Ho iniziato a studiare italiano quarant’anni fa (Mendelsohn ne ha 62, nda) da autodidatta, con i libretti d’opera di Lorenzo Da Ponte e Felice Romani. Ero estremamente appassionato di opera lirica italiana ed è così che ho imparato la vostra lingua, anche se con un vocabolario piuttosto bizzarro. In più usavo un manuale degli anni 30. Una delle frasi da tradurre, in questo manuale, era “Io vorrei andare in tintoria per far lavare e tingere il mio mantello di lontra”… Poi finalmente mi iscrissi all’università, a un corso d’italiano, dove la professoressa mi disse: “Ti dobbiamo guarire dai libretti d’opera” e mi fece leggere due autori: Raffaele La Capria e Giuseppe Berto.
Quando è venuto in Italia ha ritrovato qualcosa delle atmosfere e dei luoghi descritti nei libri?
Credo che l’esperienza più interessante, in questi casi, sia di una leggera delusione e Marcel Proust naturalmente è l’autorità massima da questo punto di vista: se vediamo una cosa che abbiamo a lungo sognato e immaginato, questa cosa ci apparirà un po’ più piccola, un po’ meno colorata. A sua volta questo divario tra la letteratura e la vita vera può rivelarsi una grande fonte di consapevolezza letteraria.
Lei non è solo uno scrittore, ma anche uno studioso della letteratura greca antica. Quindi si occupa del passato e della sua trasmissione. Come affrontare questi temi oggi, nell’epoca della Rete?
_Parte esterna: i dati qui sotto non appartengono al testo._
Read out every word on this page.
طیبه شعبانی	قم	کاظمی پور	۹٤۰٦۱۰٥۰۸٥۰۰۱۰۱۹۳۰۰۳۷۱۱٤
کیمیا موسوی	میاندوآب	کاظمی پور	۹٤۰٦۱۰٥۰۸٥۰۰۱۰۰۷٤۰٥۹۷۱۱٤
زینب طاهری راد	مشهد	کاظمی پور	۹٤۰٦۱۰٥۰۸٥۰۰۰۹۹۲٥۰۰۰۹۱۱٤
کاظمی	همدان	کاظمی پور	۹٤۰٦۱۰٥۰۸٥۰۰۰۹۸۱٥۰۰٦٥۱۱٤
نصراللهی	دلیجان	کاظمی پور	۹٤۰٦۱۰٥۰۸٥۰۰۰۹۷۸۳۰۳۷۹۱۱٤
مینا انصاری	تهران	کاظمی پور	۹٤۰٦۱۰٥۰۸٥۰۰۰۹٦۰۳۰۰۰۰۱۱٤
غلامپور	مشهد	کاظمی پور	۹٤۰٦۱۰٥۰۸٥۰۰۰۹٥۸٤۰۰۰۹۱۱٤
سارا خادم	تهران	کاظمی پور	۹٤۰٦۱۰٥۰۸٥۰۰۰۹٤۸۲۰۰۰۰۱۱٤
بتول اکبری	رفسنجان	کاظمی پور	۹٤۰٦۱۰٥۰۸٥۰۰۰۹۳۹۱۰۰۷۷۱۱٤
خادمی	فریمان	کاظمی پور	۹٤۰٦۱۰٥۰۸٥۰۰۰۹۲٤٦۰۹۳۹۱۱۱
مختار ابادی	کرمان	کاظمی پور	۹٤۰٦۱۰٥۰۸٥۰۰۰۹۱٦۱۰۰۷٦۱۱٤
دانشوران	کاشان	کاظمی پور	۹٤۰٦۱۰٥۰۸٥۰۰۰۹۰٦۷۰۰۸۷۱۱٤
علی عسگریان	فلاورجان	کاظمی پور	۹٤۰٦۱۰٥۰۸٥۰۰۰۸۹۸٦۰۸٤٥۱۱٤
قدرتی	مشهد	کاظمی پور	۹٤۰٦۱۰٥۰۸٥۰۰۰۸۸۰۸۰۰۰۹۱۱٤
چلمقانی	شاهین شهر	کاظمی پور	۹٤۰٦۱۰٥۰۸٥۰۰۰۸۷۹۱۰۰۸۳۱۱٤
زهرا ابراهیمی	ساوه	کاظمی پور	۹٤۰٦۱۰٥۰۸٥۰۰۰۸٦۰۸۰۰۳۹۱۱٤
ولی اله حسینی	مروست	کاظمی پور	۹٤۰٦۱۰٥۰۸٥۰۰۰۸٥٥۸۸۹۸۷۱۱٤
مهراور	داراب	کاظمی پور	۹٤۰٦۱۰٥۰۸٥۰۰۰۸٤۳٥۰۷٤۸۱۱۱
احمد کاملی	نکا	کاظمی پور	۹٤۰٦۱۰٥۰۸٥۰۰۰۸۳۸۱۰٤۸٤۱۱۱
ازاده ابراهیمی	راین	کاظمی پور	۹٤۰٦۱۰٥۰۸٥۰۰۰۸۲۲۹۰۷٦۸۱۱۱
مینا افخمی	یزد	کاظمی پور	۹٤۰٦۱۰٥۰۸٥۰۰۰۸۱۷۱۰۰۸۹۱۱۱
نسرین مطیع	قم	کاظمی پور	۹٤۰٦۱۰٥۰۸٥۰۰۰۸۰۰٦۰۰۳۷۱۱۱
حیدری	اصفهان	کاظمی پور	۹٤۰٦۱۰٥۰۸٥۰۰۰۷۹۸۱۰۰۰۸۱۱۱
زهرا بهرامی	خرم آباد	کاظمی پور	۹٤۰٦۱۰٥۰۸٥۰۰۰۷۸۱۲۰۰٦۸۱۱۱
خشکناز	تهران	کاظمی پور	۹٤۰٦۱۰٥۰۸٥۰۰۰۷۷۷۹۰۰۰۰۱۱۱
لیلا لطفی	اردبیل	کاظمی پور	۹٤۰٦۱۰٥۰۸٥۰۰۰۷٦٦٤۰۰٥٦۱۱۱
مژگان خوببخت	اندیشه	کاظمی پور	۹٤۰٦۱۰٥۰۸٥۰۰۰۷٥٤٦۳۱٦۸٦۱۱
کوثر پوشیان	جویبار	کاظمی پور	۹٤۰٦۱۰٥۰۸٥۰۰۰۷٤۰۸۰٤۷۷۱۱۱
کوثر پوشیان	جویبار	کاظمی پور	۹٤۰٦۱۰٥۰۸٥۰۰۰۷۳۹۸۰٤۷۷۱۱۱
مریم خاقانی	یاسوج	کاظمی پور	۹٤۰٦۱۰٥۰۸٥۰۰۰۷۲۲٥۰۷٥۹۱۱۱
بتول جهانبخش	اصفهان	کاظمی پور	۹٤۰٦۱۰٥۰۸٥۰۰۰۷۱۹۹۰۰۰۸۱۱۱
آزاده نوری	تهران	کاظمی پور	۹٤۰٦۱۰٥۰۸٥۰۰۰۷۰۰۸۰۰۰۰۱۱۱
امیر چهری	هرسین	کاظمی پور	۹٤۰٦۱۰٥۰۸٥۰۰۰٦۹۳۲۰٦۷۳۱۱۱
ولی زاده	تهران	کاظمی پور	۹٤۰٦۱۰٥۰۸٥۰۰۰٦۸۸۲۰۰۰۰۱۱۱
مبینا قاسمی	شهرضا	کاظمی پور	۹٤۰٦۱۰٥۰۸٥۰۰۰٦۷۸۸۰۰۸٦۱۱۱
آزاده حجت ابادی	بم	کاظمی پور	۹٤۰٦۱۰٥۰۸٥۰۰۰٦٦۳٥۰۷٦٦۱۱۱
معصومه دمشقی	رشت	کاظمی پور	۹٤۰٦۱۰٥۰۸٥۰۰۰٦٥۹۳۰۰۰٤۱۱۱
La Rete può essere una diversa forma di trasmissione della memoria. Quasi tutti abbiamo uno smartphone e ognuno di essi ha una diversa capacità di “memoria”, come si dice in linguaggio tecnico. Ma questo è stoccaggio, accumulo di dati e informazioni, non memoria in senso proprio. Nei cellulari abbiamo tot giga di memoria, ma questo non è la memoria vera. La memoria è quando un giorno ricorderò un certo fatto e lo racconterò a qualcuno. La memoria è qualcosa di umano, di organico, mentre l’immagazzinare dati, foto, audio, filmati eccetera è un’altra cosa. E il fatto che tutto sia presente allo stesso momento e nello stesso luogo e nello stesso modo nella Rete è un problema.